I have a book of quotes and some of the best ones come from Twain. Still, I have not dared re-read the two books assigned in high school. I think hating Twain then was a sublimation, a way to turn the extreme discomfort I felt in school into some more acceptable, perhaps? Don't know...haven't analyzed it fully.

I do think now I can re-read Twain with appropriate dispassion-- enough to enjoy it without all the history, racial hostility, neighborhood change issues, and adolescent angst getting in the way.

And, I do plan on picking him up again.

Gosh, I just realized that if I'm going to send you a "longer" message, it must be a dang book! Sorry if it seems as if I'm lecturing you, I don't mean to. School and the schooling experience always gets me going.

I love your notes to me and stop worrying about offending me. I'm pretty thick skinned and I love the exchange.

Your friend,
Sharon

p.s. forgive the errors here. I really thought this would be a short note and now I must dash off.

Jack Riepe said...

Dear Sharon:

A longer note isn't necessary. Go ride. We've both made our points. I went to a Catholic grammar school, where Sister Constance Aggressa would beat the hell out of you, and often did. I loved her for it and still do.

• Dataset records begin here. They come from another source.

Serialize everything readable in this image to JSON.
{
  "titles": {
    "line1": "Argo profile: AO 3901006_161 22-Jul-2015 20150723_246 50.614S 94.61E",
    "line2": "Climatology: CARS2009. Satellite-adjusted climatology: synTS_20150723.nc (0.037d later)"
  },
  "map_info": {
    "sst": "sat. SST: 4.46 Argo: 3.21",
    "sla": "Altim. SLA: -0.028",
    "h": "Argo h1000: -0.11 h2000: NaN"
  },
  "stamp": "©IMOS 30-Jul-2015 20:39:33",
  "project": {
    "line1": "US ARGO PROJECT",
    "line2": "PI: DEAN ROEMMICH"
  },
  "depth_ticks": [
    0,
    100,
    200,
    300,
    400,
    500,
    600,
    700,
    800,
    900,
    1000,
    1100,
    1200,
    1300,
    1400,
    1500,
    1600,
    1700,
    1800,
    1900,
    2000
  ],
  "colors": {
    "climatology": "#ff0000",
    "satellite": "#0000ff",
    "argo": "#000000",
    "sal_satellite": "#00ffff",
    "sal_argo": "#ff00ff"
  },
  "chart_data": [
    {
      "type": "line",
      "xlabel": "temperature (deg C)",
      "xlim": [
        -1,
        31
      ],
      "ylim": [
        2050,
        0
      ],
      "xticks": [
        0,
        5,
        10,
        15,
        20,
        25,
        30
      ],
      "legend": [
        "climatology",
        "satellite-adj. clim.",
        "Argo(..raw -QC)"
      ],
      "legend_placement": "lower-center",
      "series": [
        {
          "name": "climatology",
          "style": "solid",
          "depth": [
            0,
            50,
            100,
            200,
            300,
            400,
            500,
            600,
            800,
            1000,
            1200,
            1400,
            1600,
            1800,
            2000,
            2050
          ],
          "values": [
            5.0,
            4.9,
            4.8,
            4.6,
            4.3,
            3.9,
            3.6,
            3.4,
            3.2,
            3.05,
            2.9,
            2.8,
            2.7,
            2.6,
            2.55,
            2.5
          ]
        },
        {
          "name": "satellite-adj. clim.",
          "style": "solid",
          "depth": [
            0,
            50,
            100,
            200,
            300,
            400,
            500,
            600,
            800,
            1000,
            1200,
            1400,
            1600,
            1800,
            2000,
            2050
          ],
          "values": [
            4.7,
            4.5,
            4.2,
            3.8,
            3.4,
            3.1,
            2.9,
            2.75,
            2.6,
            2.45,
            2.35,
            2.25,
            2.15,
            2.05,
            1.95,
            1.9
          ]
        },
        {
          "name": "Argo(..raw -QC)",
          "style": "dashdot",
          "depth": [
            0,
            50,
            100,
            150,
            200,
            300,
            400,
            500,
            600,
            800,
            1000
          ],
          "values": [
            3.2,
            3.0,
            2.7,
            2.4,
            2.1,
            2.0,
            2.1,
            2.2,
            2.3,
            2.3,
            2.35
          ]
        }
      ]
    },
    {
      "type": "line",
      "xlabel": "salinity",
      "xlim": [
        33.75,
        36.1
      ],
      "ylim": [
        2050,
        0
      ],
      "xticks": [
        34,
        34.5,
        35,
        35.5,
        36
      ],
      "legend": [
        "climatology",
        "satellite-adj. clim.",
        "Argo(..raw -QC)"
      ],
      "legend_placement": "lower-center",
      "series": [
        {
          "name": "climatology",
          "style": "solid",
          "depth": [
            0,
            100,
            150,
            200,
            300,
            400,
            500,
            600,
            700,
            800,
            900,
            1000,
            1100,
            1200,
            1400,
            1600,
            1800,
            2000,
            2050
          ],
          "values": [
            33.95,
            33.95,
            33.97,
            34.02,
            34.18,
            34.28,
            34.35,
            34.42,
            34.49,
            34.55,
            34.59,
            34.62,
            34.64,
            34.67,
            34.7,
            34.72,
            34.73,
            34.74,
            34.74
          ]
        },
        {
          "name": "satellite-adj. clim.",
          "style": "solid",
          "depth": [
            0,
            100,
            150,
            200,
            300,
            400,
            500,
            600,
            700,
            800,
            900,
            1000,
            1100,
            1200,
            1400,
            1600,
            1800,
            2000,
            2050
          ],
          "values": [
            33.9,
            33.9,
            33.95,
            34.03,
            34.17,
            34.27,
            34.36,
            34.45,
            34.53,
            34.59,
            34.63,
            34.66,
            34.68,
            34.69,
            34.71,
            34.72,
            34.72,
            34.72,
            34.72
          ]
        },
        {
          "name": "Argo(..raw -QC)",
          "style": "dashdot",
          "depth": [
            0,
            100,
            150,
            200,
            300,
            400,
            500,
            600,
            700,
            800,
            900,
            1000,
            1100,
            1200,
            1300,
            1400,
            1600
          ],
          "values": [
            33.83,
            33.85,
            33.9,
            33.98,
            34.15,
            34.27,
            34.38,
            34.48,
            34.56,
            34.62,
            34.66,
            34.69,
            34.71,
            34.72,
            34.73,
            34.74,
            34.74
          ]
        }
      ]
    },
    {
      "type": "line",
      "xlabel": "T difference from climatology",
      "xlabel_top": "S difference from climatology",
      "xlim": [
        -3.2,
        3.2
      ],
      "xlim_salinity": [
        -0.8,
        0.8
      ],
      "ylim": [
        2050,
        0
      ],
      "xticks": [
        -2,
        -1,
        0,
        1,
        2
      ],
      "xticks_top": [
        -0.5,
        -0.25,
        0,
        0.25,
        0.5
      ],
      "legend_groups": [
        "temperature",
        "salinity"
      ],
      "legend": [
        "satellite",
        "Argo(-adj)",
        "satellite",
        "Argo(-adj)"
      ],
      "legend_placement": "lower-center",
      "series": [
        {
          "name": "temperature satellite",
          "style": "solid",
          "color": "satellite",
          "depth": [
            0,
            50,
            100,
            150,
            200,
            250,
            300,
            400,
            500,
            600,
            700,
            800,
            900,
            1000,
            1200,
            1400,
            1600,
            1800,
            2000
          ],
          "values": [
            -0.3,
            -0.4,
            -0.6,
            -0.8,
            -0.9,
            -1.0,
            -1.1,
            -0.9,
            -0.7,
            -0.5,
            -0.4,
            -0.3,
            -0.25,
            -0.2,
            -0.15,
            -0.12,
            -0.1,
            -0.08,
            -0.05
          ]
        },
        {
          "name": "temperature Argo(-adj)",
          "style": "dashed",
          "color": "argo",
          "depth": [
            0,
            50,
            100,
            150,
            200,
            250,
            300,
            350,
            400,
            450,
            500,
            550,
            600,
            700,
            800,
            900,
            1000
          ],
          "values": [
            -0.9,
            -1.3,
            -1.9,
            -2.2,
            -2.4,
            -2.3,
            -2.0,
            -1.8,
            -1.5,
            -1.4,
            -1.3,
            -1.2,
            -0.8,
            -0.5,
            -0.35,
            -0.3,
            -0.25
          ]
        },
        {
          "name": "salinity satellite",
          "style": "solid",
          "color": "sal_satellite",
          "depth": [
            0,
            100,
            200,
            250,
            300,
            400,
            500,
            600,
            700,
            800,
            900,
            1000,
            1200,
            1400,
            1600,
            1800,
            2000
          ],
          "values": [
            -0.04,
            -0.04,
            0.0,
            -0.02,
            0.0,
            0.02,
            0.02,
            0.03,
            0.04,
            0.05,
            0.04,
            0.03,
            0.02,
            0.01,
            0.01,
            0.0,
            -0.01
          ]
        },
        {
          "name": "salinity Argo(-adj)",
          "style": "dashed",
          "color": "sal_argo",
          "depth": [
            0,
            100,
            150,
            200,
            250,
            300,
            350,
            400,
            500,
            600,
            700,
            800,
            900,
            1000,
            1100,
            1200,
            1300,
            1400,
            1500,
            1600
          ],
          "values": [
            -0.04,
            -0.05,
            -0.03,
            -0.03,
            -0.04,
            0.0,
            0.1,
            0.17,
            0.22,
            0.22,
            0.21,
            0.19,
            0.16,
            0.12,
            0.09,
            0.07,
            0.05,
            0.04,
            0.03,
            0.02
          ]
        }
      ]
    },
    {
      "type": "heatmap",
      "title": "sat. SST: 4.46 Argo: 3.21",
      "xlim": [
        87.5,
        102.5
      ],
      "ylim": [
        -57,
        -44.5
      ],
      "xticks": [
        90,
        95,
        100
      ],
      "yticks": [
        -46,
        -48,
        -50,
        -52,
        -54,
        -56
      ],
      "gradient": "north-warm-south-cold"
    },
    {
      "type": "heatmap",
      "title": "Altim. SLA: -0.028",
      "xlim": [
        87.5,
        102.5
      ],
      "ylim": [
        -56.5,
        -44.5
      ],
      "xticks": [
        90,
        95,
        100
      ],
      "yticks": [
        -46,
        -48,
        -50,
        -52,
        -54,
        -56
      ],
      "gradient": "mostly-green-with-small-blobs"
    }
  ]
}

I went to a Jesuit Prep School (also Catholic) where stupidity was tolerated briefly and rudeness not at all. The penalty was death. I watched a teacher pound a kid into dust one day. You could have heard a pin drop in that class for the rest of the year. Learning is a lot easier free from distractions.

Oddly enough, going to class was a lot like riding a motorcycle. By getting distracted, you got thrown to the ground.

As I said, no long letter is necessary. Just send me the answer to my one enduring question regarding style.

Fondest regards,
Jack Riepe
Twisted Roads

Jack Riepe said...

Dear Sharon:

A longer note isn't necessary. Go ride. We've both made our points. I went to a Catholic grammar school, where Sister Constance Aggressa would beat the hell out of you, and often did. I loved her for it and still do.

I went to a Jesuit Prep School (also Catholic) where stupidity was tolerated briefly and rudeness not at all. The penalty was death. I watched a teacher pound a kid into dust one day. You could have heard a pin drop in that class for the rest of the year. Learning is a lot easier free from distractions.

Oddly enough, going to class was a lot like riding a motorcycle. By getting distracted, you got thrown to the ground.

As I said, no long letter is necessary. Just send me the answer to my one enduring question regarding style.